Kelvinwright's Blog

postmodern thoughts

Occupy – where next?

Police in London this week closed the Occupy London camp at St Paul’s Cathedral. Occupy London, the group which organised the camp outside London’s famous cathedral, said it had been campaigning against corporate greed. In Spain I have witnessed similar camps, the 15-M movement in Madrid, and similar camps that were set up in Santiago de Compostela and Barcelona, amongst others. Other cities around the world have been inspired by events in Madrid and have also seen camps spring up, be declared illegal, closed down, spring up again, but never really go away.
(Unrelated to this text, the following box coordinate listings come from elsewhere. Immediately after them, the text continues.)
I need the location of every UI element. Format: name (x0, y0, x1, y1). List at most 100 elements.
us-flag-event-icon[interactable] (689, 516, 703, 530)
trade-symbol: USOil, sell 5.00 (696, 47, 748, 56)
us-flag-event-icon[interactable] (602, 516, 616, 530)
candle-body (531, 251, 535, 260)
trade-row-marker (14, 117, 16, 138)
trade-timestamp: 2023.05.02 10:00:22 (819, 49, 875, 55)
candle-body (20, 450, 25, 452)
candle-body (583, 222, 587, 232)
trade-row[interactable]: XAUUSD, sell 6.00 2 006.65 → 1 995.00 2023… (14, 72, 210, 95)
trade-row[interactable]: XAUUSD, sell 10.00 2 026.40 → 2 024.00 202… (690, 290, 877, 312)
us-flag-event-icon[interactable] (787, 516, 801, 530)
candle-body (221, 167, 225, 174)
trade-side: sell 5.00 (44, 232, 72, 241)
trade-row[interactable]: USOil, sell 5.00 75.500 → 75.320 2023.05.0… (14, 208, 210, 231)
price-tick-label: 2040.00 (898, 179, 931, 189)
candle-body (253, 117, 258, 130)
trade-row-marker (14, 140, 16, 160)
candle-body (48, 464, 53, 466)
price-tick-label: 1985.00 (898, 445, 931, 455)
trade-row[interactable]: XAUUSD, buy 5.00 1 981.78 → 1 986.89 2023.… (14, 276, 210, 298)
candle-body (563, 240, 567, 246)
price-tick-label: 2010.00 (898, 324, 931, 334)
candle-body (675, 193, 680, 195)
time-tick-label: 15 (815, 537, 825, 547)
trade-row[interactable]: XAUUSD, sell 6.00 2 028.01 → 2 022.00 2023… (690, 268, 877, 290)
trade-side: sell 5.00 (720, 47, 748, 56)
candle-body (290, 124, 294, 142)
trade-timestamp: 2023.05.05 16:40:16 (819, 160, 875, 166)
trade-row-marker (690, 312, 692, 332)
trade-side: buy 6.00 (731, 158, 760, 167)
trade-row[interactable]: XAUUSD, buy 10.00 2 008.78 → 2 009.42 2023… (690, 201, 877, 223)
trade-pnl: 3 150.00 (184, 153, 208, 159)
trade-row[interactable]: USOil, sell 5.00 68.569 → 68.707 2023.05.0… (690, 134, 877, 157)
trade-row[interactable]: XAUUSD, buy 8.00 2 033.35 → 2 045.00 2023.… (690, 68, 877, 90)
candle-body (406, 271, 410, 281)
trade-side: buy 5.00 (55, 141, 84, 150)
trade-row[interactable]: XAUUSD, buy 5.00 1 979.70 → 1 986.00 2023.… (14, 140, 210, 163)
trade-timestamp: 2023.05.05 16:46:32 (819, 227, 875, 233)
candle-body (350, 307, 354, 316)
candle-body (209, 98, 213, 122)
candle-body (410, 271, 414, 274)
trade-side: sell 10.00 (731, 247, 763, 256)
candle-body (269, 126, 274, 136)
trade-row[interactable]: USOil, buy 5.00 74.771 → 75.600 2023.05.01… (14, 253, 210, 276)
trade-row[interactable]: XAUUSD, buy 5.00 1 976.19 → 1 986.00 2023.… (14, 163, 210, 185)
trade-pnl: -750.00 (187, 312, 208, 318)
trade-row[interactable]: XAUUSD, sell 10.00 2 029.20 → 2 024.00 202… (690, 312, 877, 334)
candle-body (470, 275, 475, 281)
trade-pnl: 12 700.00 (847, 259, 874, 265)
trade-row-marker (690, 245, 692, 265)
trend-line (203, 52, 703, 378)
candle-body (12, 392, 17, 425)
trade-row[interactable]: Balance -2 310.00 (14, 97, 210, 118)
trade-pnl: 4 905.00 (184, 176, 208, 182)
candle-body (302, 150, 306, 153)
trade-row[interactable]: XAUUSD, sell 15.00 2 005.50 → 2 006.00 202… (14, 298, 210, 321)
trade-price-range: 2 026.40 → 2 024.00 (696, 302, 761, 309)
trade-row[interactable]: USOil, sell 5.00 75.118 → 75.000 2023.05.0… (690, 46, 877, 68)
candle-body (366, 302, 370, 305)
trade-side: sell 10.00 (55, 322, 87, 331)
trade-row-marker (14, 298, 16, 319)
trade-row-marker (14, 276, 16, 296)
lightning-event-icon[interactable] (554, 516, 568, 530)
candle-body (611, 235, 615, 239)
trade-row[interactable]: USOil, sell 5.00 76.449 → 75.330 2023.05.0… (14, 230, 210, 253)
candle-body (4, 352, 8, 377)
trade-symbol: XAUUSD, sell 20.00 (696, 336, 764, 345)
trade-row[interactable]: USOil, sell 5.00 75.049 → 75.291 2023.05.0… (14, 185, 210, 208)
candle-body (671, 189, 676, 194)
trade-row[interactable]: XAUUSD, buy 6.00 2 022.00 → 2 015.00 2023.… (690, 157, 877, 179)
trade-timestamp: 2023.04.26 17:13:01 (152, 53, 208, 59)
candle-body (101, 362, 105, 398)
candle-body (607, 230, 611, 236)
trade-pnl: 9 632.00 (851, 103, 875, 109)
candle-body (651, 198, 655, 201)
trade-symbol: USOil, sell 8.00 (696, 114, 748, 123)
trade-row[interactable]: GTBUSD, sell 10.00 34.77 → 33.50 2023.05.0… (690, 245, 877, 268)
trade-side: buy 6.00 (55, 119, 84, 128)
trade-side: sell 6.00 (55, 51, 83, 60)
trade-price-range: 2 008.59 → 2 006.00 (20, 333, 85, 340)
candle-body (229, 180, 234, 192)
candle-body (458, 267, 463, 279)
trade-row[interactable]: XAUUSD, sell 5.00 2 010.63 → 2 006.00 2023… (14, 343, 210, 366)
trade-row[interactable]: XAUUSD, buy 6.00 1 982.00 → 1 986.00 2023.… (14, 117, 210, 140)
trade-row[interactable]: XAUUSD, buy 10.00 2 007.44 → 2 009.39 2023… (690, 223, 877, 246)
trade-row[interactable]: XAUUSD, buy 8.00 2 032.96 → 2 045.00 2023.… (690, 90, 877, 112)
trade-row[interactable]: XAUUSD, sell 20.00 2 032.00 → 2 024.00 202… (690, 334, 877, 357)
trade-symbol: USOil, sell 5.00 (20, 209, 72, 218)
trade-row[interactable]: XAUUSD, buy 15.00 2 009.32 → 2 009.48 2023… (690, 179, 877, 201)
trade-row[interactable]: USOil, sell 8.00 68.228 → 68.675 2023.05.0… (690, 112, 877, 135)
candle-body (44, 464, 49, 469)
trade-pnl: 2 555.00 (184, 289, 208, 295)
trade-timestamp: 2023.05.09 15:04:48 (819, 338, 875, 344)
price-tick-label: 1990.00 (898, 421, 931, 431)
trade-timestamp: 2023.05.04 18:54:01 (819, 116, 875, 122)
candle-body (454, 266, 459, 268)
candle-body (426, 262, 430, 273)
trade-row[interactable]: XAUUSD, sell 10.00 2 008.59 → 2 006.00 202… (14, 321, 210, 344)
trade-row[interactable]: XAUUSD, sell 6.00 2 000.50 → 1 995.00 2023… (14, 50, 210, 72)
And now we wait. When will the occupy groups move again? It is a line drawn between two sides. On the one side are the bankers who have grown rich, and as most people in their situations would do, want to protect their wealth, and if possible, see it grow. On the other side are those who claim to have been affected by the growing gap between rich and poor, and what many perceive as undeserved and unfair golden bonuses paid to the bosses of banks that in many cases have needed multi-million pound bailouts from Governments. In the middle, as always, are the middle classes, who it seems are always punished by higher taxes, because governments know that they will not take to the streets like the working classes, and do not posses the political power that the upper classes have. The middle classes are those that are not represented by the protesters because they have a job, neither do they back the banks or the politicians who they say always punish them.

As unemployment rises, as the economy continues to crack more than an antarctic ice shelf, and as neither of the two principal sides appears ready to back down, it appears a case of not if, but where and when the next occupy camp will spring up? And as more people lose their job, and as the middle classes become increasingly resentful of higher taxes, which side will they take? Banking bosses may wish to look back to the first quarter of the twentieth century and the number of established royal houses that collapsed, if they believe that they are too big to crumble.

London’s Mayor Boris Johnson said that the businesses in the area could flourish without the Occupy London group camped outside St Paul’s. They will no doubt flourish, now that the camp has gone. The campers however remain without a job, and with little hope, along with the millions of unemployed across Europe and the USA. But with a voice that may grow in size, strength and power unless it is listened to, the occupy groups may become much more than just a nuisance to local businesses.